I had some really good doctors and clinicians that even though I was only a 19 years old, they talked to me as well as my family. I’m sure there—well, I know there’re things they said to my family that they didn’t say around me back then. I mean I’ve learned that since, but I just had some good folks that were able to talk to me about what had happened, what my prognosis was. In fact, I remember I was stabilized and ultimately transferred from Greenville, North Carolina to Charlotte, North Carolina for rehab. Wasn’t in an airplane by the way, it was in a back of an ambulance for a long ride. But that physician who put my—I didn’t have surgery, but they put like four posters, you know, stabilize my neck. He grabbed my hand and said “if you can do more of that, that will take you a long way.” And so, I knew right then kind of like, you know, to work on the wrist.
I got to rehab; I had a great O.T., a great P.T., physical therapist and occupational therapist, who explained to me what I was facing. I mean, what did I have to use. I had to compensate; I had to use my mind for the things I lost physically.

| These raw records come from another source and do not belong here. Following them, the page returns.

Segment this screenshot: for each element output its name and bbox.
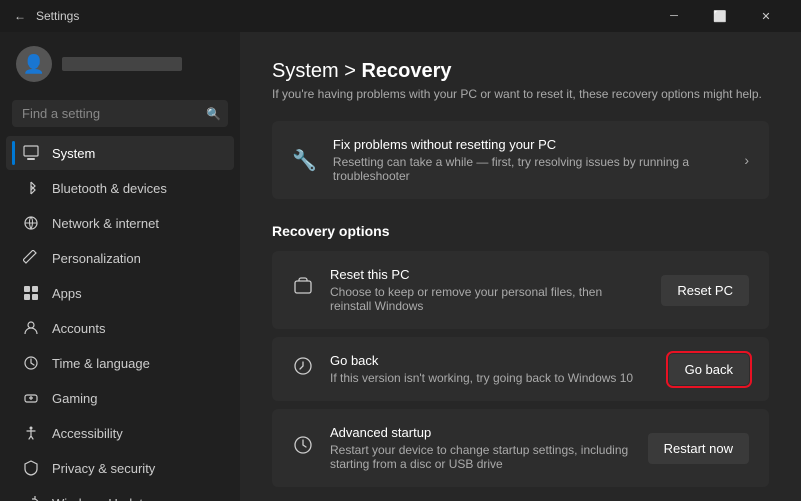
window-controls: ─ ⬜ ✕ xyxy=(651,0,789,32)
section-title: Recovery options xyxy=(272,223,769,239)
sidebar-item-time[interactable]: Time & language xyxy=(6,346,234,380)
profile-name xyxy=(62,57,182,71)
sidebar-item-personalization[interactable]: Personalization xyxy=(6,241,234,275)
nav-label-system: System xyxy=(52,146,95,161)
option-text-advanced: Advanced startup Restart your device to … xyxy=(330,425,632,471)
option-btn-advanced[interactable]: Restart now xyxy=(648,433,749,464)
sidebar-item-apps[interactable]: Apps xyxy=(6,276,234,310)
nav-label-bluetooth: Bluetooth & devices xyxy=(52,181,167,196)
troubleshoot-card[interactable]: 🔧 Fix problems without resetting your PC… xyxy=(272,121,769,199)
option-icon-reset xyxy=(292,276,314,304)
option-icon-advanced xyxy=(292,434,314,462)
options-list: Reset this PC Choose to keep or remove y… xyxy=(272,251,769,487)
sidebar-item-gaming[interactable]: Gaming xyxy=(6,381,234,415)
nav-label-time: Time & language xyxy=(52,356,150,371)
nav-icon-personalization xyxy=(22,249,40,267)
nav-icon-privacy xyxy=(22,459,40,477)
option-desc-advanced: Restart your device to change startup se… xyxy=(330,443,632,471)
troubleshoot-text: Fix problems without resetting your PC R… xyxy=(333,137,728,183)
page-description: If you're having problems with your PC o… xyxy=(272,87,769,101)
maximize-button[interactable]: ⬜ xyxy=(697,0,743,32)
sidebar-item-network[interactable]: Network & internet xyxy=(6,206,234,240)
option-title-goback: Go back xyxy=(330,353,653,368)
search-input[interactable] xyxy=(22,106,198,121)
breadcrumb-current: Recovery xyxy=(361,60,451,82)
nav-icon-accessibility xyxy=(22,424,40,442)
sidebar: 👤 🔍 System Bluetooth & devices Network &… xyxy=(0,32,240,501)
nav-icon-system xyxy=(22,144,40,162)
nav-list: System Bluetooth & devices Network & int… xyxy=(0,135,240,501)
breadcrumb-parent: System xyxy=(272,60,339,82)
avatar: 👤 xyxy=(16,46,52,82)
option-title-advanced: Advanced startup xyxy=(330,425,632,440)
search-box[interactable]: 🔍 xyxy=(12,100,228,127)
breadcrumb: System > Recovery xyxy=(272,60,769,83)
profile-section[interactable]: 👤 xyxy=(0,36,240,92)
nav-label-update: Windows Update xyxy=(52,496,150,501)
sidebar-item-accounts[interactable]: Accounts xyxy=(6,311,234,345)
breadcrumb-separator: > xyxy=(339,60,362,82)
sidebar-item-privacy[interactable]: Privacy & security xyxy=(6,451,234,485)
nav-label-accessibility: Accessibility xyxy=(52,426,123,441)
main-layout: 👤 🔍 System Bluetooth & devices Network &… xyxy=(0,32,801,501)
app-title: Settings xyxy=(36,9,651,23)
nav-label-network: Network & internet xyxy=(52,216,159,231)
titlebar: ← Settings ─ ⬜ ✕ xyxy=(0,0,801,32)
content-area: System > Recovery If you're having probl… xyxy=(240,32,801,501)
nav-icon-gaming xyxy=(22,389,40,407)
option-btn-goback[interactable]: Go back xyxy=(669,354,749,385)
option-btn-reset[interactable]: Reset PC xyxy=(661,275,749,306)
option-card-advanced: Advanced startup Restart your device to … xyxy=(272,409,769,487)
sidebar-item-accessibility[interactable]: Accessibility xyxy=(6,416,234,450)
sidebar-item-system[interactable]: System xyxy=(6,136,234,170)
nav-label-personalization: Personalization xyxy=(52,251,141,266)
troubleshoot-title: Fix problems without resetting your PC xyxy=(333,137,728,152)
close-button[interactable]: ✕ xyxy=(743,0,789,32)
sidebar-item-update[interactable]: Windows Update xyxy=(6,486,234,501)
nav-icon-network xyxy=(22,214,40,232)
sidebar-item-bluetooth[interactable]: Bluetooth & devices xyxy=(6,171,234,205)
nav-icon-accounts xyxy=(22,319,40,337)
search-icon: 🔍 xyxy=(206,107,221,121)
nav-icon-update xyxy=(22,494,40,501)
nav-icon-bluetooth xyxy=(22,179,40,197)
option-icon-goback xyxy=(292,355,314,383)
nav-icon-time xyxy=(22,354,40,372)
nav-label-privacy: Privacy & security xyxy=(52,461,155,476)
option-card-goback: Go back If this version isn't working, t… xyxy=(272,337,769,401)
option-desc-goback: If this version isn't working, try going… xyxy=(330,371,653,385)
nav-icon-apps xyxy=(22,284,40,302)
troubleshoot-subtitle: Resetting can take a while — first, try … xyxy=(333,155,728,183)
option-card-reset: Reset this PC Choose to keep or remove y… xyxy=(272,251,769,329)
option-title-reset: Reset this PC xyxy=(330,267,645,282)
back-button[interactable]: ← xyxy=(12,8,28,24)
page-header: System > Recovery If you're having probl… xyxy=(272,60,769,101)
nav-label-accounts: Accounts xyxy=(52,321,105,336)
option-text-goback: Go back If this version isn't working, t… xyxy=(330,353,653,385)
option-desc-reset: Choose to keep or remove your personal f… xyxy=(330,285,645,313)
nav-label-gaming: Gaming xyxy=(52,391,98,406)
nav-label-apps: Apps xyxy=(52,286,82,301)
minimize-button[interactable]: ─ xyxy=(651,0,697,32)
troubleshoot-icon: 🔧 xyxy=(292,148,317,173)
option-text-reset: Reset this PC Choose to keep or remove y… xyxy=(330,267,645,313)
chevron-right-icon: › xyxy=(744,152,749,168)
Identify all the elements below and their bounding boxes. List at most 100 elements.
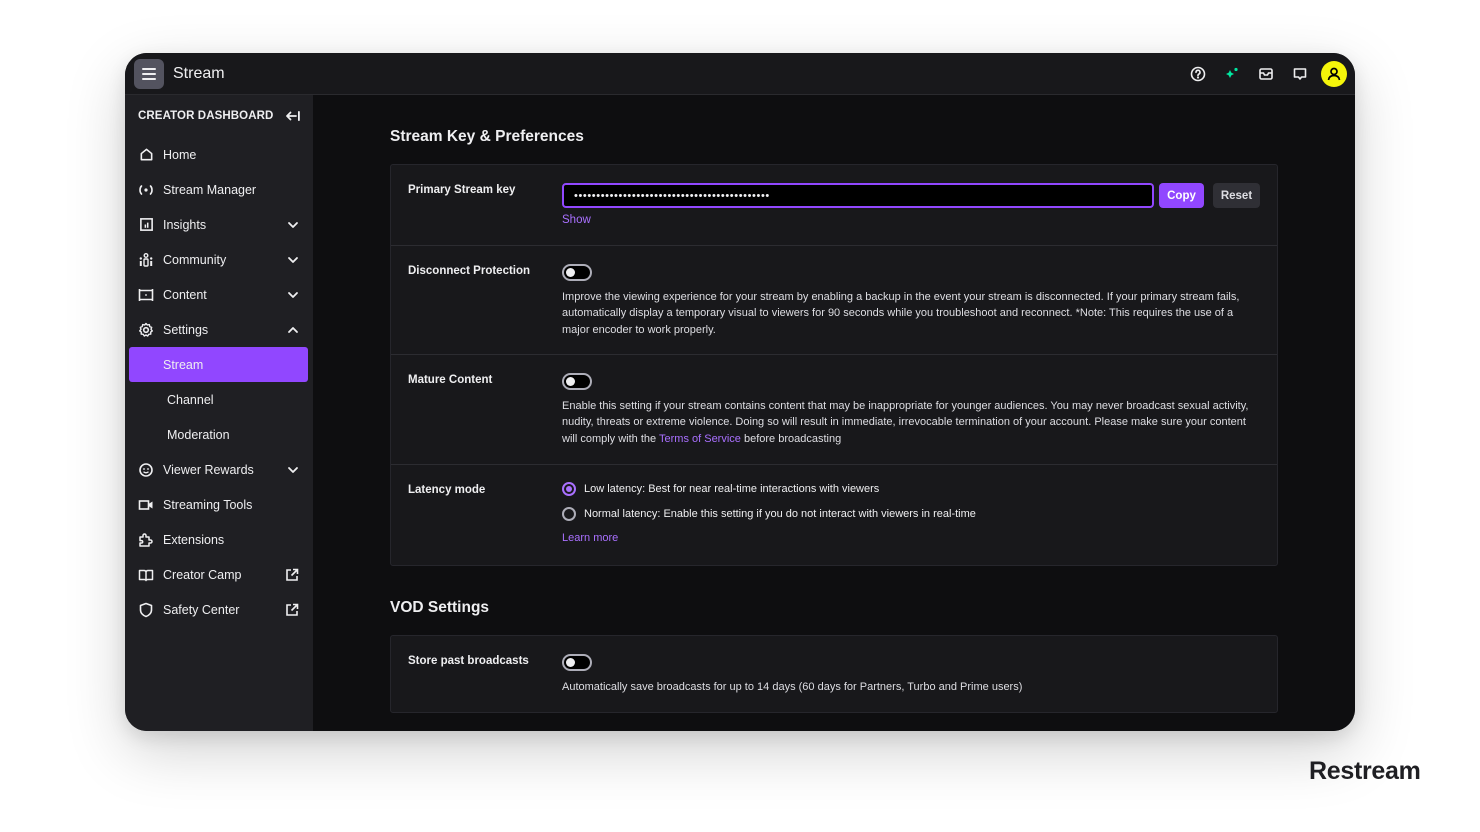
sidebar-title: CREATOR DASHBOARD	[138, 110, 274, 122]
shield-icon	[138, 602, 154, 618]
page-title: Stream	[173, 64, 225, 82]
app-window: Stream CREATOR DASHBOARD Home Stream Man…	[125, 53, 1355, 731]
store-broadcasts-toggle[interactable]	[562, 654, 592, 671]
content-icon	[138, 287, 154, 303]
sidebar-header: CREATOR DASHBOARD	[125, 95, 313, 137]
disconnect-protection-row: Disconnect Protection Improve the viewin…	[391, 246, 1277, 355]
sidebar-item-label: Channel	[167, 392, 214, 407]
stream-key-row: Primary Stream key •••••••••••••••••••••…	[391, 165, 1277, 246]
disconnect-protection-toggle[interactable]	[562, 264, 592, 281]
sidebar-item-community[interactable]: Community	[125, 242, 313, 277]
terms-of-service-link[interactable]: Terms of Service	[659, 433, 741, 445]
low-latency-label: Low latency: Best for near real-time int…	[584, 483, 880, 495]
sidebar-item-label: Safety Center	[163, 602, 240, 617]
sidebar-item-label: Home	[163, 147, 197, 162]
sidebar-item-viewer-rewards[interactable]: Viewer Rewards	[125, 452, 313, 487]
sidebar-item-streaming-tools[interactable]: Streaming Tools	[125, 487, 313, 522]
sidebar-item-creator-camp[interactable]: Creator Camp	[125, 557, 313, 592]
home-icon	[138, 147, 154, 163]
copy-button[interactable]: Copy	[1159, 183, 1204, 208]
reset-button[interactable]: Reset	[1213, 183, 1260, 208]
chevron-up-icon[interactable]	[287, 326, 299, 334]
sidebar-item-label: Extensions	[163, 532, 225, 547]
sidebar-subitem-channel[interactable]: Channel	[129, 382, 308, 417]
stream-settings-card: Primary Stream key •••••••••••••••••••••…	[390, 164, 1278, 566]
collapse-sidebar-button[interactable]	[285, 109, 301, 123]
mature-content-row: Mature Content Enable this setting if yo…	[391, 355, 1277, 465]
sidebar-item-label: Community	[163, 252, 227, 267]
insights-icon	[138, 217, 154, 233]
sparkle-button[interactable]	[1215, 57, 1249, 91]
broadcast-icon	[138, 182, 154, 198]
whispers-icon	[1292, 66, 1308, 82]
sidebar-item-content[interactable]: Content	[125, 277, 313, 312]
sparkle-icon	[1224, 66, 1240, 82]
gear-icon	[138, 322, 154, 338]
store-broadcasts-label: Store past broadcasts	[408, 655, 529, 667]
latency-mode-label: Latency mode	[408, 484, 486, 496]
rewards-icon	[138, 462, 154, 478]
learn-more-link[interactable]: Learn more	[562, 532, 618, 544]
sidebar-subitem-moderation[interactable]: Moderation	[129, 417, 308, 452]
sidebar-item-extensions[interactable]: Extensions	[125, 522, 313, 557]
restream-watermark: Restream	[1309, 757, 1421, 785]
radio-selected[interactable]	[562, 482, 576, 496]
store-broadcasts-row: Store past broadcasts Automatically save…	[391, 636, 1277, 712]
store-broadcasts-description: Automatically save broadcasts for up to …	[562, 681, 1023, 693]
normal-latency-label: Normal latency: Enable this setting if y…	[584, 508, 976, 520]
chevron-down-icon[interactable]	[287, 221, 299, 229]
sidebar-item-stream-manager[interactable]: Stream Manager	[125, 172, 313, 207]
main-content: Stream Key & Preferences Primary Stream …	[313, 95, 1355, 731]
menu-button[interactable]	[134, 58, 164, 89]
help-icon	[1190, 66, 1206, 82]
section-title-vod: VOD Settings	[390, 599, 490, 616]
stream-key-input[interactable]: ••••••••••••••••••••••••••••••••••••••••…	[562, 183, 1154, 208]
mature-content-toggle[interactable]	[562, 373, 592, 390]
collapse-arrow-icon	[285, 109, 301, 123]
community-icon	[138, 252, 154, 268]
top-bar-actions	[1181, 53, 1347, 95]
puzzle-icon	[138, 532, 154, 548]
chevron-down-icon[interactable]	[287, 256, 299, 264]
sidebar-item-label: Content	[163, 287, 207, 302]
camera-icon	[138, 497, 154, 513]
external-link-icon[interactable]	[285, 568, 299, 582]
mature-content-description: Enable this setting if your stream conta…	[562, 398, 1260, 447]
help-button[interactable]	[1181, 57, 1215, 91]
user-icon	[1326, 66, 1342, 82]
inbox-icon	[1258, 66, 1274, 82]
whispers-button[interactable]	[1283, 57, 1317, 91]
mature-content-label: Mature Content	[408, 374, 493, 386]
chevron-down-icon[interactable]	[287, 466, 299, 474]
top-bar: Stream	[125, 53, 1355, 95]
sidebar-item-home[interactable]: Home	[125, 137, 313, 172]
sidebar-item-safety-center[interactable]: Safety Center	[125, 592, 313, 627]
radio-unselected[interactable]	[562, 507, 576, 521]
hamburger-icon	[142, 67, 156, 80]
show-key-link[interactable]: Show	[562, 214, 591, 226]
sidebar-item-settings[interactable]: Settings	[125, 312, 313, 347]
mature-description-text-end: before broadcasting	[740, 432, 842, 445]
sidebar-item-label: Moderation	[167, 427, 230, 442]
sidebar: CREATOR DASHBOARD Home Stream Manager In…	[125, 95, 313, 731]
sidebar-item-label: Settings	[163, 322, 209, 337]
sidebar-item-label: Stream Manager	[163, 182, 257, 197]
inbox-button[interactable]	[1249, 57, 1283, 91]
sidebar-item-label: Viewer Rewards	[163, 462, 254, 477]
disconnect-protection-label: Disconnect Protection	[408, 265, 531, 277]
sidebar-subitem-stream[interactable]: Stream	[129, 347, 308, 382]
disconnect-protection-description: Improve the viewing experience for your …	[562, 291, 1240, 336]
sidebar-item-label: Streaming Tools	[163, 497, 253, 512]
avatar[interactable]	[1321, 61, 1347, 87]
vod-settings-card: Store past broadcasts Automatically save…	[390, 635, 1278, 713]
low-latency-option[interactable]: Low latency: Best for near real-time int…	[562, 482, 879, 496]
sidebar-item-insights[interactable]: Insights	[125, 207, 313, 242]
section-title-stream-key: Stream Key & Preferences	[390, 128, 584, 145]
sidebar-item-label: Stream	[163, 357, 204, 372]
stream-key-label: Primary Stream key	[408, 184, 516, 196]
sidebar-item-label: Insights	[163, 217, 207, 232]
normal-latency-option[interactable]: Normal latency: Enable this setting if y…	[562, 507, 976, 521]
external-link-icon[interactable]	[285, 603, 299, 617]
chevron-down-icon[interactable]	[287, 291, 299, 299]
sidebar-item-label: Creator Camp	[163, 567, 242, 582]
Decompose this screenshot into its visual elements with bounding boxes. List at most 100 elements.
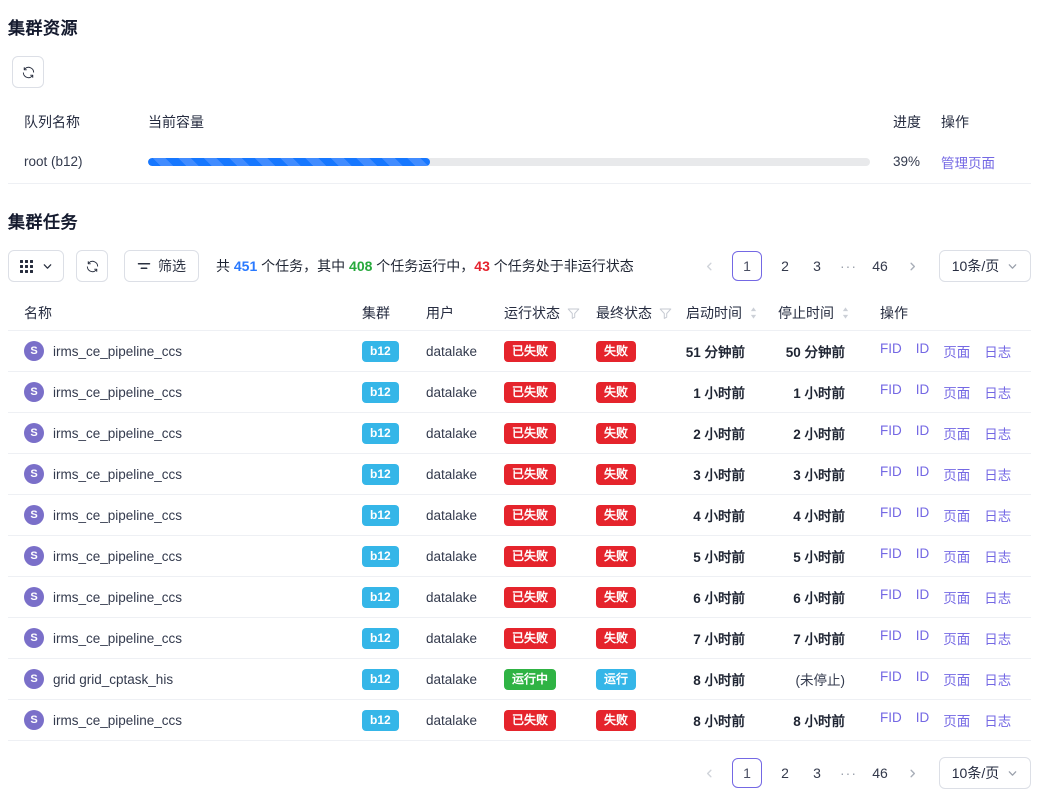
task-user: datalake (418, 672, 496, 687)
start-time: 3 小时前 (678, 464, 770, 484)
sort-icon[interactable] (749, 305, 758, 321)
page-button-46[interactable]: 46 (871, 758, 889, 788)
log-link[interactable]: 日志 (984, 505, 1011, 525)
task-actions: FID ID 页面日志 (870, 464, 1031, 484)
log-link[interactable]: 日志 (984, 587, 1011, 607)
start-time: 5 小时前 (678, 546, 770, 566)
task-actions: FID ID 页面日志 (870, 341, 1031, 361)
col-final-status: 最终状态 (596, 303, 652, 323)
avatar: S (24, 464, 44, 484)
sort-icon[interactable] (841, 305, 850, 321)
resources-title: 集群资源 (8, 14, 1031, 39)
page-link[interactable]: 页面 (943, 505, 970, 525)
page-size-select[interactable]: 10条/页 (939, 250, 1031, 282)
task-row: S irms_ce_pipeline_ccs b12 datalake 已失败 … (8, 700, 1031, 741)
filter-button[interactable]: 筛选 (124, 250, 199, 282)
page-button-46[interactable]: 46 (871, 251, 889, 281)
resources-refresh-button[interactable] (12, 56, 44, 88)
next-page-button[interactable] (903, 758, 921, 788)
log-link[interactable]: 日志 (984, 341, 1011, 361)
run-status-badge: 运行中 (504, 669, 556, 690)
log-link[interactable]: 日志 (984, 382, 1011, 402)
prev-page-button[interactable] (700, 251, 718, 281)
page-button-1[interactable]: 1 (732, 758, 762, 788)
task-actions: FID ID 页面日志 (870, 710, 1031, 730)
page-link[interactable]: 页面 (943, 546, 970, 566)
fid-link[interactable]: FID (880, 587, 902, 607)
id-link[interactable]: ID (916, 669, 930, 689)
fid-link[interactable]: FID (880, 669, 902, 689)
resources-table-header: 队列名称 当前容量 进度 操作 (8, 104, 1031, 140)
id-link[interactable]: ID (916, 546, 930, 566)
log-link[interactable]: 日志 (984, 628, 1011, 648)
log-link[interactable]: 日志 (984, 710, 1011, 730)
fid-link[interactable]: FID (880, 382, 902, 402)
log-link[interactable]: 日志 (984, 546, 1011, 566)
task-user: datalake (418, 631, 496, 646)
id-link[interactable]: ID (916, 587, 930, 607)
id-link[interactable]: ID (916, 464, 930, 484)
fid-link[interactable]: FID (880, 546, 902, 566)
task-user: datalake (418, 508, 496, 523)
page-button-1[interactable]: 1 (732, 251, 762, 281)
id-link[interactable]: ID (916, 341, 930, 361)
task-user: datalake (418, 713, 496, 728)
filter-funnel-icon[interactable] (659, 307, 672, 320)
log-link[interactable]: 日志 (984, 669, 1011, 689)
id-link[interactable]: ID (916, 628, 930, 648)
task-user: datalake (418, 549, 496, 564)
page-size-value: 10条/页 (952, 763, 999, 783)
run-status-badge: 已失败 (504, 423, 556, 444)
page-link[interactable]: 页面 (943, 382, 970, 402)
page-link[interactable]: 页面 (943, 669, 970, 689)
col-current-capacity: 当前容量 (148, 112, 871, 132)
id-link[interactable]: ID (916, 423, 930, 443)
task-actions: FID ID 页面日志 (870, 628, 1031, 648)
manage-page-link[interactable]: 管理页面 (941, 156, 995, 171)
fid-link[interactable]: FID (880, 341, 902, 361)
chevron-right-icon (907, 768, 918, 779)
total-task-count: 451 (234, 258, 257, 274)
fid-link[interactable]: FID (880, 505, 902, 525)
stop-time: 7 小时前 (770, 628, 870, 648)
resources-table: 队列名称 当前容量 进度 操作 root (b12) 39% 管理页面 (8, 104, 1031, 184)
id-link[interactable]: ID (916, 505, 930, 525)
filter-funnel-icon[interactable] (567, 307, 580, 320)
page-link[interactable]: 页面 (943, 341, 970, 361)
next-page-button[interactable] (903, 251, 921, 281)
page-button-3[interactable]: 3 (808, 758, 826, 788)
view-switch-button[interactable] (8, 250, 64, 282)
fid-link[interactable]: FID (880, 464, 902, 484)
page-link[interactable]: 页面 (943, 710, 970, 730)
page-link[interactable]: 页面 (943, 628, 970, 648)
fid-link[interactable]: FID (880, 710, 902, 730)
log-link[interactable]: 日志 (984, 464, 1011, 484)
start-time: 51 分钟前 (678, 341, 770, 361)
tasks-refresh-button[interactable] (76, 250, 108, 282)
chevron-right-icon (907, 261, 918, 272)
log-link[interactable]: 日志 (984, 423, 1011, 443)
page-button-3[interactable]: 3 (808, 251, 826, 281)
prev-page-button[interactable] (700, 758, 718, 788)
chevron-down-icon (42, 261, 53, 272)
final-status-badge: 失败 (596, 710, 636, 731)
summary-text: 个任务运行中， (372, 258, 474, 274)
task-row: S irms_ce_pipeline_ccs b12 datalake 已失败 … (8, 331, 1031, 372)
page-link[interactable]: 页面 (943, 464, 970, 484)
id-link[interactable]: ID (916, 382, 930, 402)
stop-time: 1 小时前 (770, 382, 870, 402)
page-button-2[interactable]: 2 (776, 251, 794, 281)
fid-link[interactable]: FID (880, 628, 902, 648)
id-link[interactable]: ID (916, 710, 930, 730)
task-actions: FID ID 页面日志 (870, 505, 1031, 525)
filter-icon (137, 259, 151, 273)
page-button-2[interactable]: 2 (776, 758, 794, 788)
page-link[interactable]: 页面 (943, 423, 970, 443)
page-link[interactable]: 页面 (943, 587, 970, 607)
task-name: irms_ce_pipeline_ccs (53, 508, 182, 523)
fid-link[interactable]: FID (880, 423, 902, 443)
page-size-select[interactable]: 10条/页 (939, 757, 1031, 789)
task-row: S irms_ce_pipeline_ccs b12 datalake 已失败 … (8, 413, 1031, 454)
col-user: 用户 (426, 303, 454, 323)
summary-text: 个任务，其中 (257, 258, 349, 274)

We had discussions with the doctors. We had a family meeting and discussed treatment. You know, what had actually happened to my spinal cord. Saw a picture, a X- ray and I was like, “oh, how magnified is it?” “Oh, it’s not magnified.” And the screw was like—I have screws in my back and they’re like really big. It was really, it’s kind of disbelief at first. I mean, it takes a while to get okay with that.
I don't remember there ever being a time where it like sunk in “you’re a paraplegic now.” It was just this is what it is. My family is—I have very good parents and my family is very like, “here's the problem, here's how we are going to fix it, here's what we do, and you keep on keeping on.”
I think that in the beginning you really don’t grasp what has happened, because you are faced with this event, and things are so different, and they really don’t talk about it a lot. They address the injury, but they really don’t say to you that “X, Y, Z is going to happen.” So, you have to live and learn each day, and you listen to the doctors. You’re at the hospital during certain times, but then doctors there, and I think because of his age, he is an adult, they talk to him. So, you really don’t know. You know that your life is going to be different, you know that there’s a lot of uncertainty, but you just can’t put your finger on it I think.
That's really where I got my grasp of what the spinal cord injury was in rehab—and it was pretty quick and pretty in your face. At that point, you're just bombarded with information and education on all of the things, the medical side, but also the potential side of, of you know, this is what you will be able to do, this is what you can do, these are the possibilities. It was really brought to the fact that my potential was really based on my drive.